Bush and Cheney have stripped the people of this country of protections under Amendments 1, 4, 5, 6, 7, and 8, not to mention 13 and 15. We now arrive at the question of whether there is any life left in Amendments 9 and 10. The Ninth Amendment reads:
"The enumeration in the Constitution, of certain rights, shall not be construed to deny or disparage others retained by the people."
The Tenth Amendment reads:
"The powers not delegated to the United States by the Constitution, nor prohibited by it to the States, are reserved to the States respectively, or to the people."
If those people referred to in that old document still exist anywhere, it is in Brattleboro, Vermont. And nowhere does the Constitution deny the people of Brattleboro the power to arrest, detain, or try in a fair trial individuals whom they have probable cause to believe guilty of mass murder.
Imagine if one of the esteemed Selectmen in Brattleboro were discovered to be accepting bribes, handing out public dollars to his friends, and torturing children in the basement. Would an appropriate response be "How awful, but you know he's retiring in another year and those children are used to being tortured by now anyway?" That response is not even imaginable.
But when the crime becomes larger and less intimate, when we begin discussing hundreds of thousands of murders and countless cases of torture carried out at a distance by loyal underlings, all of a sudden our conviction that accountability is called for becomes less absolute. Why, though, should the need for accountability shrink as the crime grows? This makes no sense to me and would have made none to the authors of the Declaration of Independence and the Constitution.
Now, that Constitution provides very prominently and discusses in six places a remedy for presidents and vice presidents who abuse it. In such cases, the Congress can impeach, try, remove from office, and bar from ever holding office again. But Article I, Section 3 also says:
"the Party convicted shall nevertheless be liable and subject to Indictment, Trial, Judgment and punishment, according to Law."
In other words, whether a president or vice president or other civil officer of the United States is impeached and convicted in the U.S. Senate or not, he or she is subject before, during, or following that process to exactly what Brattleboro may propose to do on Tuesday.

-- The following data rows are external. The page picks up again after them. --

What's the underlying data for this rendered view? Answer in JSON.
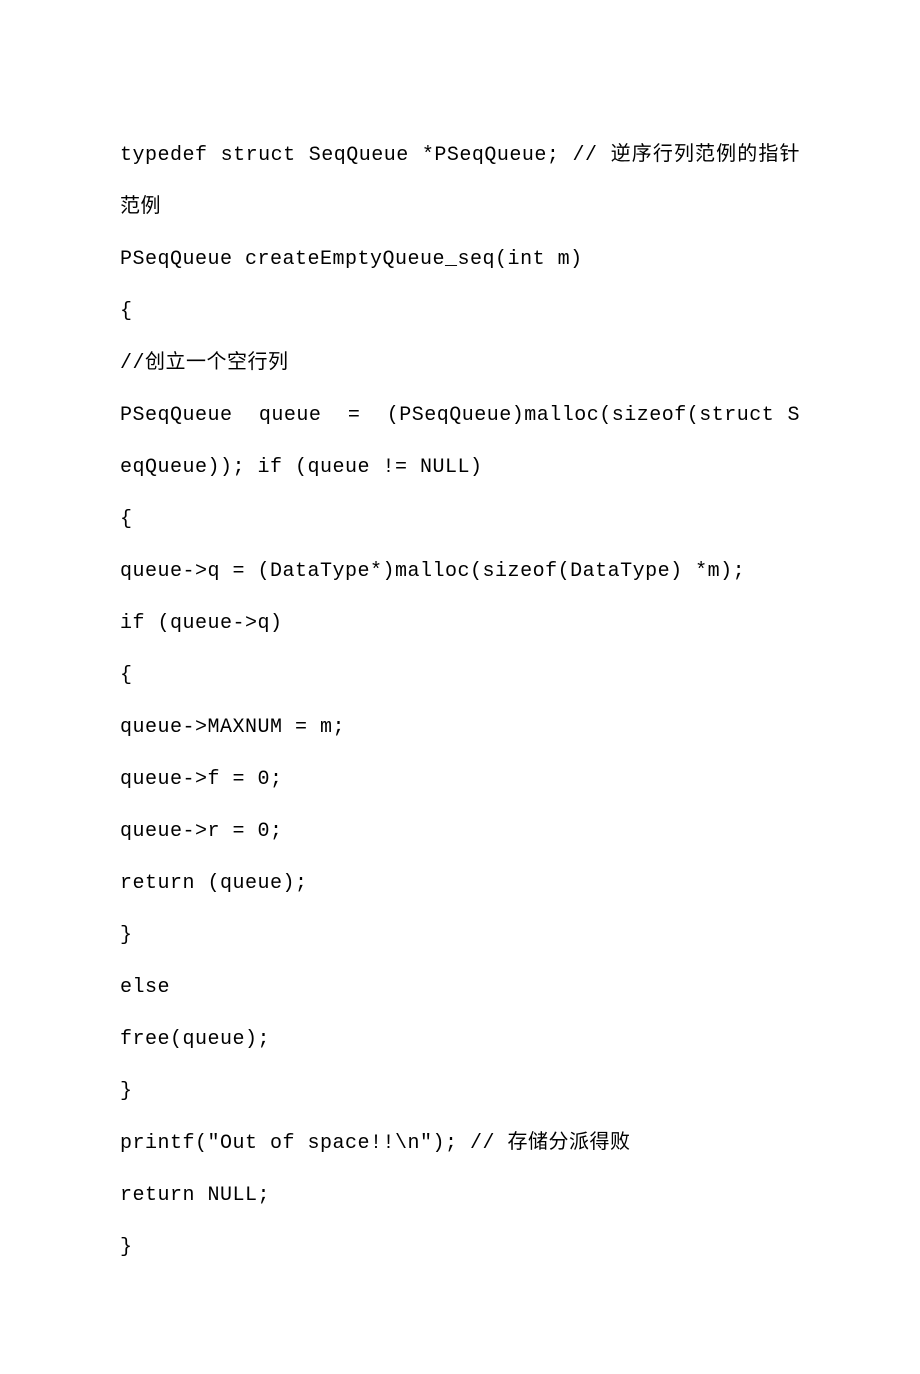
{
  "lines": [
    {
      "text": "typedef struct SeqQueue *PSeqQueue; // 逆序行列范例的指针范例",
      "justify": true
    },
    {
      "text": "PSeqQueue createEmptyQueue_seq(int m)"
    },
    {
      "text": "{"
    },
    {
      "text": "//创立一个空行列"
    },
    {
      "text": "PSeqQueue  queue  =  (PSeqQueue)malloc(sizeof(struct SeqQueue)); if (queue != NULL)",
      "justify": true
    },
    {
      "text": "{"
    },
    {
      "text": "queue->q = (DataType*)malloc(sizeof(DataType) *m);"
    },
    {
      "text": "if (queue->q)"
    },
    {
      "text": "{"
    },
    {
      "text": "queue->MAXNUM = m;"
    },
    {
      "text": "queue->f = 0;"
    },
    {
      "text": "queue->r = 0;"
    },
    {
      "text": "return (queue);"
    },
    {
      "text": "}"
    },
    {
      "text": "else"
    },
    {
      "text": "free(queue);"
    },
    {
      "text": "}"
    },
    {
      "text": "printf(\"Out of space!!\\n\"); // 存储分派得败"
    },
    {
      "text": "return NULL;"
    },
    {
      "text": "}"
    }
  ]
}
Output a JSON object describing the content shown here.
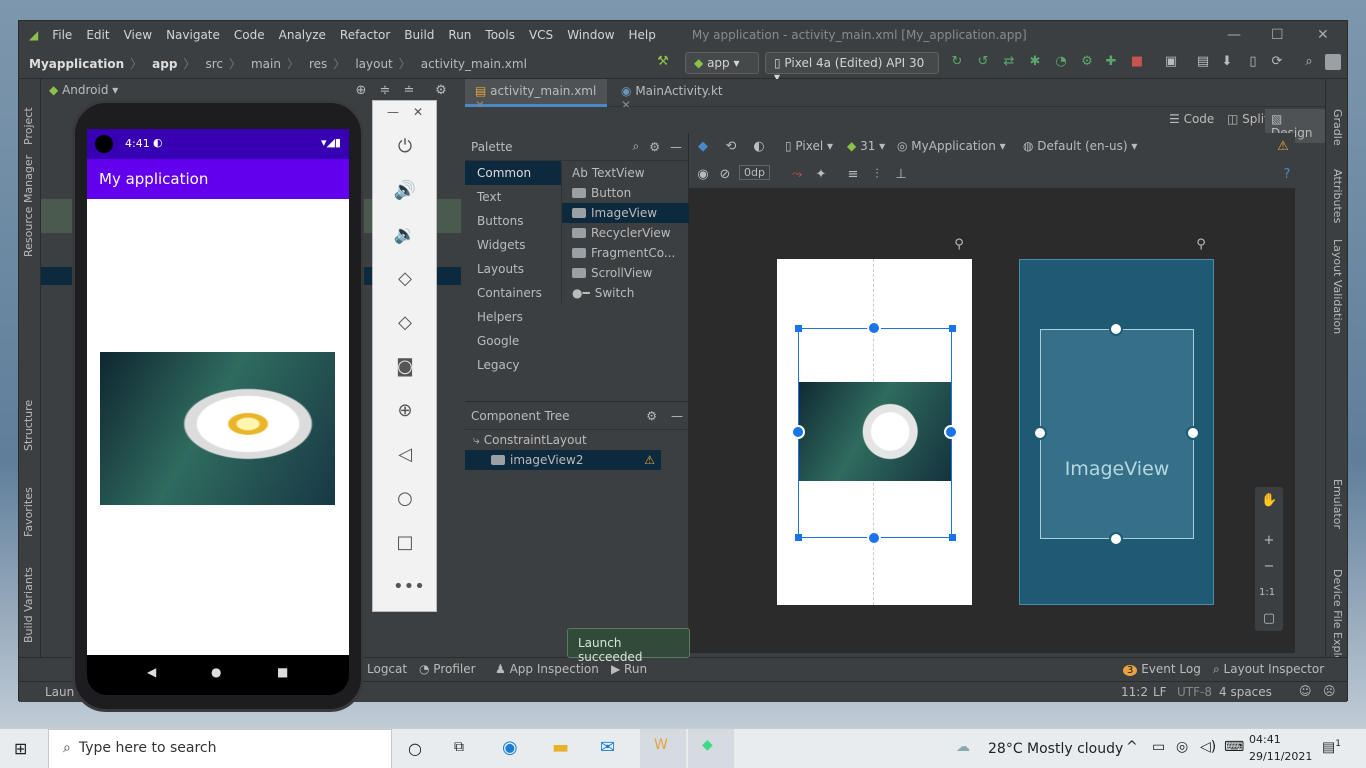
{
  "window": {
    "title": "My application - activity_main.xml [My_application.app]"
  },
  "menu": [
    "File",
    "Edit",
    "View",
    "Navigate",
    "Code",
    "Analyze",
    "Refactor",
    "Build",
    "Run",
    "Tools",
    "VCS",
    "Window",
    "Help"
  ],
  "breadcrumb": [
    "Myapplication",
    "app",
    "src",
    "main",
    "res",
    "layout",
    "activity_main.xml"
  ],
  "run_config": "app",
  "device_selector": "Pixel 4a (Edited) API 30",
  "project_view": "Android",
  "tabs": [
    "activity_main.xml",
    "MainActivity.kt"
  ],
  "view_modes": {
    "code": "Code",
    "split": "Split",
    "design": "Design"
  },
  "palette": {
    "title": "Palette",
    "categories": [
      "Common",
      "Text",
      "Buttons",
      "Widgets",
      "Layouts",
      "Containers",
      "Helpers",
      "Google",
      "Legacy"
    ],
    "items": [
      "TextView",
      "Button",
      "ImageView",
      "RecyclerView",
      "FragmentCo...",
      "ScrollView",
      "Switch"
    ],
    "textview_prefix": "Ab"
  },
  "component_tree": {
    "title": "Component Tree",
    "root": "ConstraintLayout",
    "child": "imageView2"
  },
  "design_toolbar": {
    "device": "Pixel",
    "api": "31",
    "theme": "MyApplication",
    "locale": "Default (en-us)",
    "margin": "0dp"
  },
  "blueprint": {
    "label": "ImageView"
  },
  "zoom": {
    "fit": "1:1"
  },
  "left_tools": [
    "Project",
    "Resource Manager",
    "Structure",
    "Favorites",
    "Build Variants"
  ],
  "right_tools": [
    "Gradle",
    "Attributes",
    "Layout Validation",
    "Emulator",
    "Device File Explorer"
  ],
  "bottom_tools": [
    "Logcat",
    "Profiler",
    "App Inspection",
    "Run",
    "Event Log",
    "Layout Inspector"
  ],
  "event_log_count": "3",
  "status": {
    "left": "Laun",
    "pos": "11:2",
    "lf": "LF",
    "enc": "UTF-8",
    "indent": "4 spaces"
  },
  "toast": "Launch succeeded",
  "phone": {
    "time": "4:41",
    "app_title": "My application"
  },
  "taskbar": {
    "search": "Type here to search",
    "weather": "28°C  Mostly cloudy",
    "time": "04:41",
    "date": "29/11/2021",
    "notif": "1"
  },
  "colors": {
    "accent": "#6200ee",
    "status": "#3700b3",
    "blueprint": "#1f5a73",
    "selection": "#1a73e8"
  }
}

And I would suggest that the failure of Congress to even consider impeachment gives Brattleboro and every other town in this country something more than the right to take justice into their own hands. We have a responsibility to make use of our democracy in those places where it still resides, where money and military and media have not killed it off. We have a duty, not just a right, to attempt at this late hour to make this again a nation ruled not by men but by laws.
The United States Department of Justice could take up this matter at the national level, it's true. It's also true that a chicken can squawk before a fox comes in the door. It's true that Blackwater can investigate itself. It's true that the New York Times comes with a built-in critic of its own mistakes. The trouble is that the Department of Justice is now an arm of the Republican Party. The most spineless Congress in the history of the country has asked that Justice Department to hold noncompliant witnesses in contempt, and it has refused.
Congress has a tool called inherent contempt in which the Capitol Police arrest and hold witnesses on Capitol Hill, but our invertebrate representatives are afraid to use that even on former staffers. They are not about to use it on Bush and Cheney.
We are in completely uncharted waters in Washington. We have not only unprecedented spinelessness from the first branch of our government, but we have previously unimagined offenses by the second branch, offenses that can best be called, in the words of the Brattleboro initiative, crimes against the Constitution.
Congress can now pass horrendous bills that become law or good bills that get vetoed. Or it can pass mixed bills in which the bad parts become law, but anything Bush doesn't like is undone with a signing statement. Yes, previous presidents wrote signing statements, but not in this volume and not in this way, not to announce the intention to violate laws and proceed to violate them. Congress has held hearings on this and countless other abuses. Some of these hearings lay out all the facts, but then nothing is done because the only thing Congress could do would be to impeach, and that would require integrity. At other hearings, witnesses don't show up, or show up having forgotten everything prior to breakfast that day. And Congress thanks them for coming, turns the other cheek, and begs to be slapped. Sometimes an abused spouse needs an intervention from a friend, and Congress right now has no better friend than the people of Brattleboro, Vermont.
Who would dare tell Brattleboro it is not its place to act? In recent times, we have seen nations around the world indict foreign criminals for crimes committed elsewhere. The crimes of Bush and Cheney directly impact the people of Brattleboro. The people of Brattleboro have officially paid some $11 million so far to occupy Iraq, or six times that if you consider the costs calculated by nobel laureate Joseph Stiglitz. Vermont and Brattleboro have lost lives in Iraq and Afghanistan, and had lives devastated. Vermont's national guard has been sent to guard somebody else's nation. You have the right to bear arms, but they have the right to put you on a plane and ship you to wherever the most oil is.